Photo : PremierActe, CathLanglois Photographe

Embrigadés : radicalement bon

Embrigadés, portée par une distribution tout juste diplômée du Conservatoire d’art dramatique de Québec, souffle un vent de fraîcheur sur l’auditoire de Premier Acte. Parmi les éléments clés du ravissement : la justesse du propos, un jeu infaillible de même qu’une intégration habile de la projection vidéo. 

Question épineuse s’il en est une : Embrigadés aborde le processus de radicalisation et les trajectoires multiples qu’il est susceptible d’emprunter. Car n’en déplaise au lecteur de nouvelles Pierre Bruneau, la radicalisation peut être à la remorque d’idéaux multiples. Il est ainsi question d’une jeune femme se questionnant à propos de son identité musulmane (Blanche Gionet-Lavigne), d’un étudiant frayant avec les mouvements d’extrême-gauche (Félix Delage-Laurin) et d’un autre racolé par le nationalisme identitaire (Vincent Massé-Gagné). Le texte ne reposant strictement que sur des monologues aurait eu le potentiel d’alourdir l’expérience du spectateur. Or, il n’en est rien. Les récits des personnages s’entrecroisent avec finesse, et l’intrigue mène inexorablement vers l’irréparable que commet l’un des personnages. 

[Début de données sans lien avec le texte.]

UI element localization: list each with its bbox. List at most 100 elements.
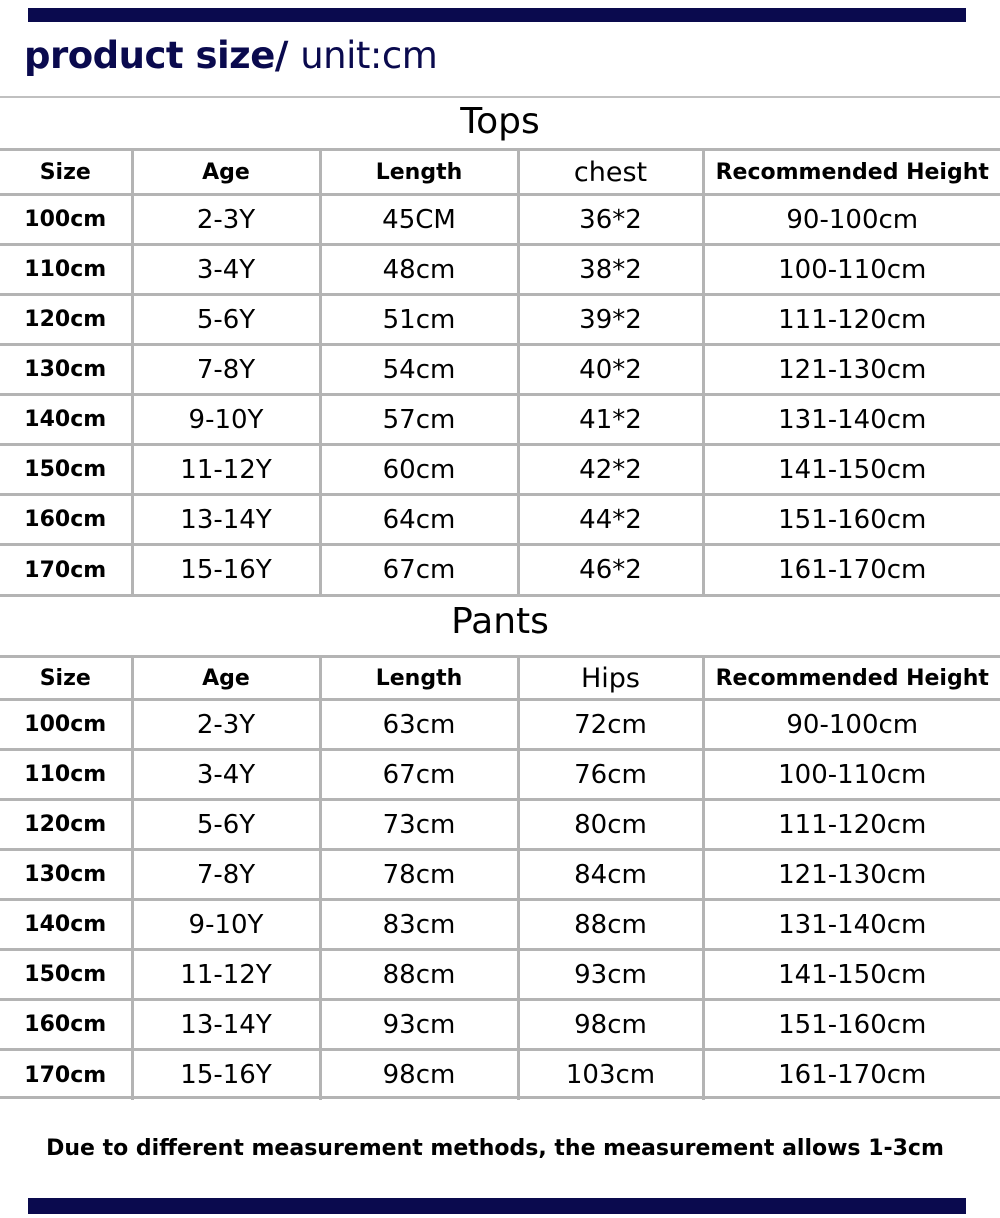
table-cell: 131-140cm [701, 393, 1000, 445]
table-cell: 120cm [0, 798, 132, 850]
table-cell: 160cm [0, 998, 132, 1050]
table-cell: 151-160cm [701, 493, 1000, 545]
divider [0, 594, 1000, 597]
table-cell: 111-120cm [701, 293, 1000, 345]
table-cell: 161-170cm [701, 1048, 1000, 1100]
table-row: 100cm 2-3Y 63cm 72cm 90-100cm [0, 698, 1000, 750]
table-row: 120cm 5-6Y 51cm 39*2 111-120cm [0, 293, 1000, 345]
table-cell: 73cm [318, 798, 518, 850]
table-cell: 88cm [318, 948, 518, 1000]
table-row: 110cm 3-4Y 48cm 38*2 100-110cm [0, 243, 1000, 295]
table-row: 160cm 13-14Y 64cm 44*2 151-160cm [0, 493, 1000, 545]
table-cell: 54cm [318, 343, 518, 395]
table-cell: 93cm [318, 998, 518, 1050]
column-header: Hips [516, 655, 703, 700]
table-cell: 103cm [516, 1048, 703, 1100]
table-cell: 130cm [0, 848, 132, 900]
divider [0, 1096, 1000, 1099]
table-cell: 72cm [516, 698, 703, 750]
table-cell: 120cm [0, 293, 132, 345]
table-cell: 13-14Y [130, 998, 320, 1050]
table-cell: 84cm [516, 848, 703, 900]
table-cell: 2-3Y [130, 698, 320, 750]
table-cell: 90-100cm [701, 193, 1000, 245]
table-cell: 15-16Y [130, 543, 320, 595]
table-cell: 140cm [0, 898, 132, 950]
title-text: product size/ [24, 34, 288, 77]
table-row: 150cm 11-12Y 88cm 93cm 141-150cm [0, 948, 1000, 1000]
table-cell: 3-4Y [130, 243, 320, 295]
table-cell: 9-10Y [130, 393, 320, 445]
table-cell: 151-160cm [701, 998, 1000, 1050]
table-cell: 11-12Y [130, 443, 320, 495]
header-row: Size Age Length chest Recommended Height [0, 148, 1000, 195]
table-cell: 141-150cm [701, 948, 1000, 1000]
table-cell: 170cm [0, 543, 132, 595]
column-header: Age [130, 655, 320, 700]
table-cell: 51cm [318, 293, 518, 345]
table-cell: 121-130cm [701, 848, 1000, 900]
measurement-note: Due to different measurement methods, th… [46, 1136, 944, 1161]
table-cell: 60cm [318, 443, 518, 495]
table-cell: 48cm [318, 243, 518, 295]
table-row: 110cm 3-4Y 67cm 76cm 100-110cm [0, 748, 1000, 800]
table-cell: 57cm [318, 393, 518, 445]
table-cell: 90-100cm [701, 698, 1000, 750]
table-row: 120cm 5-6Y 73cm 80cm 111-120cm [0, 798, 1000, 850]
table-cell: 63cm [318, 698, 518, 750]
table-row: 160cm 13-14Y 93cm 98cm 151-160cm [0, 998, 1000, 1050]
table-cell: 39*2 [516, 293, 703, 345]
column-header: Length [318, 655, 518, 700]
table-cell: 5-6Y [130, 798, 320, 850]
table-cell: 141-150cm [701, 443, 1000, 495]
table-cell: 110cm [0, 243, 132, 295]
table-row: 170cm 15-16Y 98cm 103cm 161-170cm [0, 1048, 1000, 1100]
table-cell: 100cm [0, 193, 132, 245]
table-cell: 67cm [318, 543, 518, 595]
table-cell: 3-4Y [130, 748, 320, 800]
table-cell: 100cm [0, 698, 132, 750]
pants-table: Size Age Length Hips Recommended Height 100cm… [0, 655, 1000, 1100]
table-cell: 93cm [516, 948, 703, 1000]
bottom-accent-bar [28, 1198, 966, 1214]
table-cell: 46*2 [516, 543, 703, 595]
table-cell: 45CM [318, 193, 518, 245]
table-cell: 64cm [318, 493, 518, 545]
column-header: Recommended Height [701, 655, 1000, 700]
table-cell: 5-6Y [130, 293, 320, 345]
table-cell: 111-120cm [701, 798, 1000, 850]
table-cell: 13-14Y [130, 493, 320, 545]
page-title: product size/ unit:cm [24, 34, 438, 77]
table-cell: 98cm [318, 1048, 518, 1100]
table-cell: 160cm [0, 493, 132, 545]
table-cell: 131-140cm [701, 898, 1000, 950]
table-cell: 11-12Y [130, 948, 320, 1000]
tops-title: Tops [0, 96, 1000, 148]
table-cell: 121-130cm [701, 343, 1000, 395]
table-cell: 83cm [318, 898, 518, 950]
table-cell: 38*2 [516, 243, 703, 295]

Une telle efficacité de l’utilisation des monologues est sans doute tributaire de l’excellente performance de la part des trois acteurs(rices). Ceux-ci forment le collectif Les Pentures dont les projets alimentant la réflexion collective à propos de sujets d’actualité semblent être le créneau. La jeune compagnie de production théâtrale se décrit comme « un levier vers l’ailleurs, l’inconnu, le méconnu, le mal-aimé ».

Une sobriété efficace

Les plumes de Gionet-Lavigne, Delage-Laurin et Massé-Gagné sont de toute évidence bien assorties, le texte recelant des perles qu’on recueille précieusement au fil de la pièce : « Elle, a l’a des brillants sur les yeux mais moi j’en ai dans tête. C’est mieux me semble. (…) Y’a tu une place où ça vaudrait la peine que je brille? » de dire ainsi le personnage de Nadia (Gionet-Lavigne), livrée à un chagrin d’amour et se questionnant sur son rôle au sein de la société. La pédale douce est mise sur les vérités pompeuses, au bénéfice d’un traitement sensible et réaliste. Quelques flèches de répliques, bien affutées, sont décochées, atteignant la sensibilité du spectateur avec une précision déconcertante.   

En ce qui a trait à la mise en scène signée Pascale Renaud-Hébert, la projection vidéo farde avec doigté un décor somme toute sobre, se résumant à un plan incliné. La gravité, attirant irrésistiblement les comédiens-nes vers le bas, constitue une illustration habile de ce magnétisme qu’exercent certaines idées auprès de la jeunesse – une jeunesse plantée dans un contexte délétère, incapable de se projeter dans un futur qui les satisfasse. 

Si la psychologie des personnages est fouillée, d’aucuns reprocheront cependant aux auteurs de verser dans l’individualisation du phénomène de radicalisation, au détriment d’une prise en considération de l’environnement social dans lequel il s’inscrit. La transfiguration que connaissent les personnages aurait pu être davantage étudiée sous l’angle de la contribution du contexte – les conditions matérielles de vie, les valeurs de société, les mesures gouvernementales –, quoique certaines allusions y soient faites. 

Une approche documentaire

Plusieurs projets menés récemment se sont réclamés d’une approche documentaire, comme ce fut le cas avec J’aime Hydro de Christine Beaulieu, Fredy d’Annabel Soutar et, plus récemment, Hôtel-Dieu d’Alexandre Fecteau. Or, la désignation pourrait également seoir au travail du collectif Les Pentures. Leur processus de création a reposé, entre autres, sur des rencontres avec des experts des enjeux rattachés à la radicalisation. L’ambition de Gionet-Lavigne, Delage-Laurin et Massé-Gagné de mettre le théâtre au profit d’un portrait nuancé de même que d’une analyse des enjeux d’actualité est louable. Elle réitère la fonction sociale du théâtre de même que sa contribution précieuse à la réflexion collective.